Contarme historias de mi abuela
Hace un poquito más de un año murió mi abuela. Desde entonces, quiero contarme su historia, pero resulta que no se contar historias.
Mi abuela era una señora mayor ya con 50, muy católica y muy servicial. La mayor de 8 hermanos. Una vida casi aburrida, si no fuera por las varias mudanzas dentro de Aragón; los años de mesonera en Andalucía después de la guerra; la migración a Francia, donde nunca llegó a encajar; y esos trabajos para los que o tenía que caminar cerca de cuatro horas, o se encariñaba con criaturas que, pasados los 8, la despreciaban por ser del servicio. De esos años de cuidados no le quedó pensión alguna, lo que le quedaron fueron unas manos hábiles de grietas negras y una columna que la doblegaba hacia el suelo, cada año un poco más.
Migrante y retornada, esperándome a la puerta del cole con el bocata de jamón y queso. Vivió en casa desde la muerte de mi abuelo, cuando yo tenía 11 años. Creo que tuvo que morir, con sus largos 98 años, para que yo fuese consciente del pilar que siempre fue en mi vida; de que me crió junto con mis padres.

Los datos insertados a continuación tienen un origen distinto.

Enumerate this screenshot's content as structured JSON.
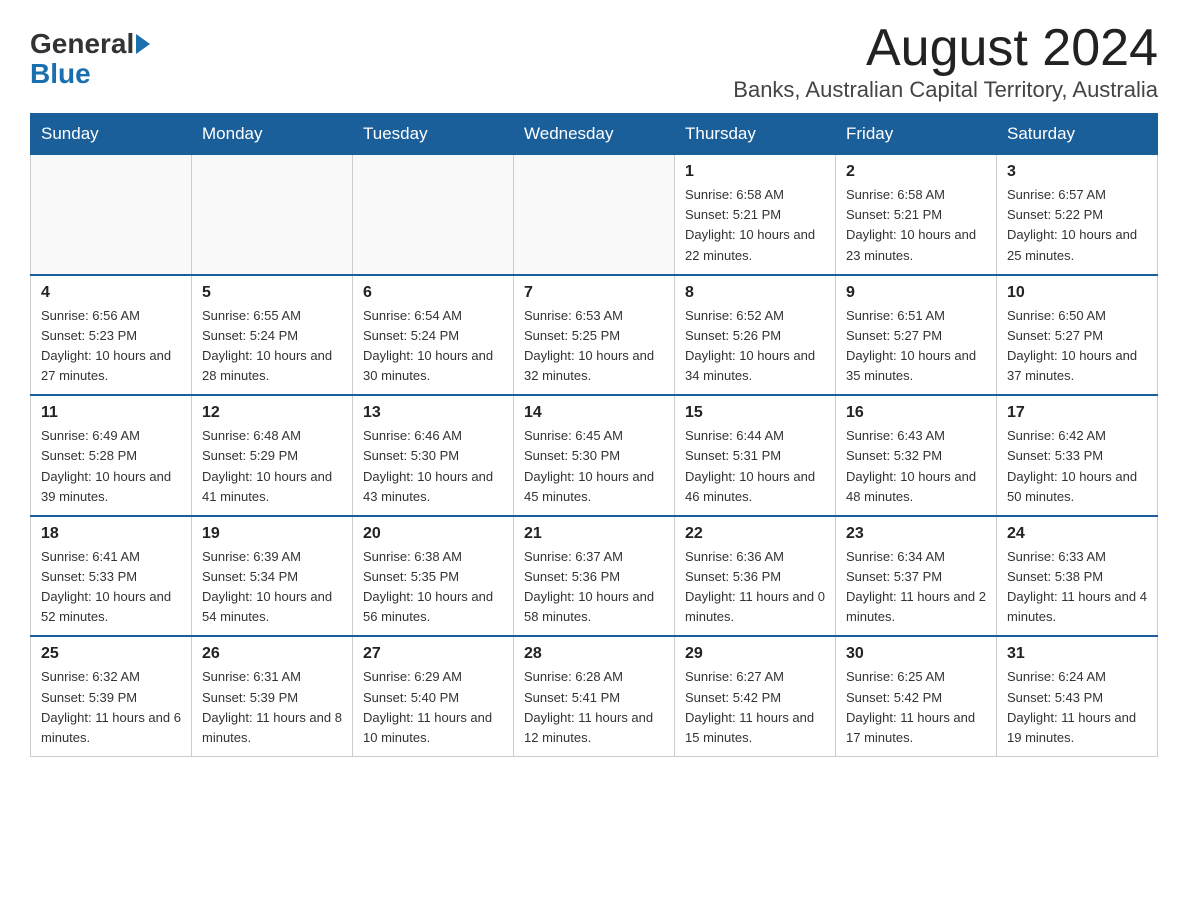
{
  "header": {
    "logo_text_general": "General",
    "logo_text_blue": "Blue",
    "month_title": "August 2024",
    "location": "Banks, Australian Capital Territory, Australia"
  },
  "calendar": {
    "days_of_week": [
      "Sunday",
      "Monday",
      "Tuesday",
      "Wednesday",
      "Thursday",
      "Friday",
      "Saturday"
    ],
    "weeks": [
      [
        {
          "day": "",
          "info": ""
        },
        {
          "day": "",
          "info": ""
        },
        {
          "day": "",
          "info": ""
        },
        {
          "day": "",
          "info": ""
        },
        {
          "day": "1",
          "info": "Sunrise: 6:58 AM\nSunset: 5:21 PM\nDaylight: 10 hours and 22 minutes."
        },
        {
          "day": "2",
          "info": "Sunrise: 6:58 AM\nSunset: 5:21 PM\nDaylight: 10 hours and 23 minutes."
        },
        {
          "day": "3",
          "info": "Sunrise: 6:57 AM\nSunset: 5:22 PM\nDaylight: 10 hours and 25 minutes."
        }
      ],
      [
        {
          "day": "4",
          "info": "Sunrise: 6:56 AM\nSunset: 5:23 PM\nDaylight: 10 hours and 27 minutes."
        },
        {
          "day": "5",
          "info": "Sunrise: 6:55 AM\nSunset: 5:24 PM\nDaylight: 10 hours and 28 minutes."
        },
        {
          "day": "6",
          "info": "Sunrise: 6:54 AM\nSunset: 5:24 PM\nDaylight: 10 hours and 30 minutes."
        },
        {
          "day": "7",
          "info": "Sunrise: 6:53 AM\nSunset: 5:25 PM\nDaylight: 10 hours and 32 minutes."
        },
        {
          "day": "8",
          "info": "Sunrise: 6:52 AM\nSunset: 5:26 PM\nDaylight: 10 hours and 34 minutes."
        },
        {
          "day": "9",
          "info": "Sunrise: 6:51 AM\nSunset: 5:27 PM\nDaylight: 10 hours and 35 minutes."
        },
        {
          "day": "10",
          "info": "Sunrise: 6:50 AM\nSunset: 5:27 PM\nDaylight: 10 hours and 37 minutes."
        }
      ],
      [
        {
          "day": "11",
          "info": "Sunrise: 6:49 AM\nSunset: 5:28 PM\nDaylight: 10 hours and 39 minutes."
        },
        {
          "day": "12",
          "info": "Sunrise: 6:48 AM\nSunset: 5:29 PM\nDaylight: 10 hours and 41 minutes."
        },
        {
          "day": "13",
          "info": "Sunrise: 6:46 AM\nSunset: 5:30 PM\nDaylight: 10 hours and 43 minutes."
        },
        {
          "day": "14",
          "info": "Sunrise: 6:45 AM\nSunset: 5:30 PM\nDaylight: 10 hours and 45 minutes."
        },
        {
          "day": "15",
          "info": "Sunrise: 6:44 AM\nSunset: 5:31 PM\nDaylight: 10 hours and 46 minutes."
        },
        {
          "day": "16",
          "info": "Sunrise: 6:43 AM\nSunset: 5:32 PM\nDaylight: 10 hours and 48 minutes."
        },
        {
          "day": "17",
          "info": "Sunrise: 6:42 AM\nSunset: 5:33 PM\nDaylight: 10 hours and 50 minutes."
        }
      ],
      [
        {
          "day": "18",
          "info": "Sunrise: 6:41 AM\nSunset: 5:33 PM\nDaylight: 10 hours and 52 minutes."
        },
        {
          "day": "19",
          "info": "Sunrise: 6:39 AM\nSunset: 5:34 PM\nDaylight: 10 hours and 54 minutes."
        },
        {
          "day": "20",
          "info": "Sunrise: 6:38 AM\nSunset: 5:35 PM\nDaylight: 10 hours and 56 minutes."
        },
        {
          "day": "21",
          "info": "Sunrise: 6:37 AM\nSunset: 5:36 PM\nDaylight: 10 hours and 58 minutes."
        },
        {
          "day": "22",
          "info": "Sunrise: 6:36 AM\nSunset: 5:36 PM\nDaylight: 11 hours and 0 minutes."
        },
        {
          "day": "23",
          "info": "Sunrise: 6:34 AM\nSunset: 5:37 PM\nDaylight: 11 hours and 2 minutes."
        },
        {
          "day": "24",
          "info": "Sunrise: 6:33 AM\nSunset: 5:38 PM\nDaylight: 11 hours and 4 minutes."
        }
      ],
      [
        {
          "day": "25",
          "info": "Sunrise: 6:32 AM\nSunset: 5:39 PM\nDaylight: 11 hours and 6 minutes."
        },
        {
          "day": "26",
          "info": "Sunrise: 6:31 AM\nSunset: 5:39 PM\nDaylight: 11 hours and 8 minutes."
        },
        {
          "day": "27",
          "info": "Sunrise: 6:29 AM\nSunset: 5:40 PM\nDaylight: 11 hours and 10 minutes."
        },
        {
          "day": "28",
          "info": "Sunrise: 6:28 AM\nSunset: 5:41 PM\nDaylight: 11 hours and 12 minutes."
        },
        {
          "day": "29",
          "info": "Sunrise: 6:27 AM\nSunset: 5:42 PM\nDaylight: 11 hours and 15 minutes."
        },
        {
          "day": "30",
          "info": "Sunrise: 6:25 AM\nSunset: 5:42 PM\nDaylight: 11 hours and 17 minutes."
        },
        {
          "day": "31",
          "info": "Sunrise: 6:24 AM\nSunset: 5:43 PM\nDaylight: 11 hours and 19 minutes."
        }
      ]
    ]
  }
}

Quiero visitar sus historias, desde lo imaginado, y que sus imágenes se mezclen con las de esas otras mujeres, tías y primas, que escuchaba fascinada de cría, en la penumbra de la cadiera, las tardes de verano. Quiero quedarme un ratito más con esa abuela mía en traje de faralaes y caminando con desparpajo por ciudades extrañas.
Como no sé contar historias, voy a escribir notas públicas con las que ir aprendiendo. Soy de escribir diarios, de los de sacar para fuera lo que me corroe, y darle sentido a la vida, al contármela. Pero no soy mucho de contar historias. Y me da miedo contar las historias de mi abuela con una torpeza tal, que aburran. En mi plan de ruta hay revueltas que quizás me impidan llegar jamás a contarme las historias de mi abuela y sus primas como ellas merecen. Veamos.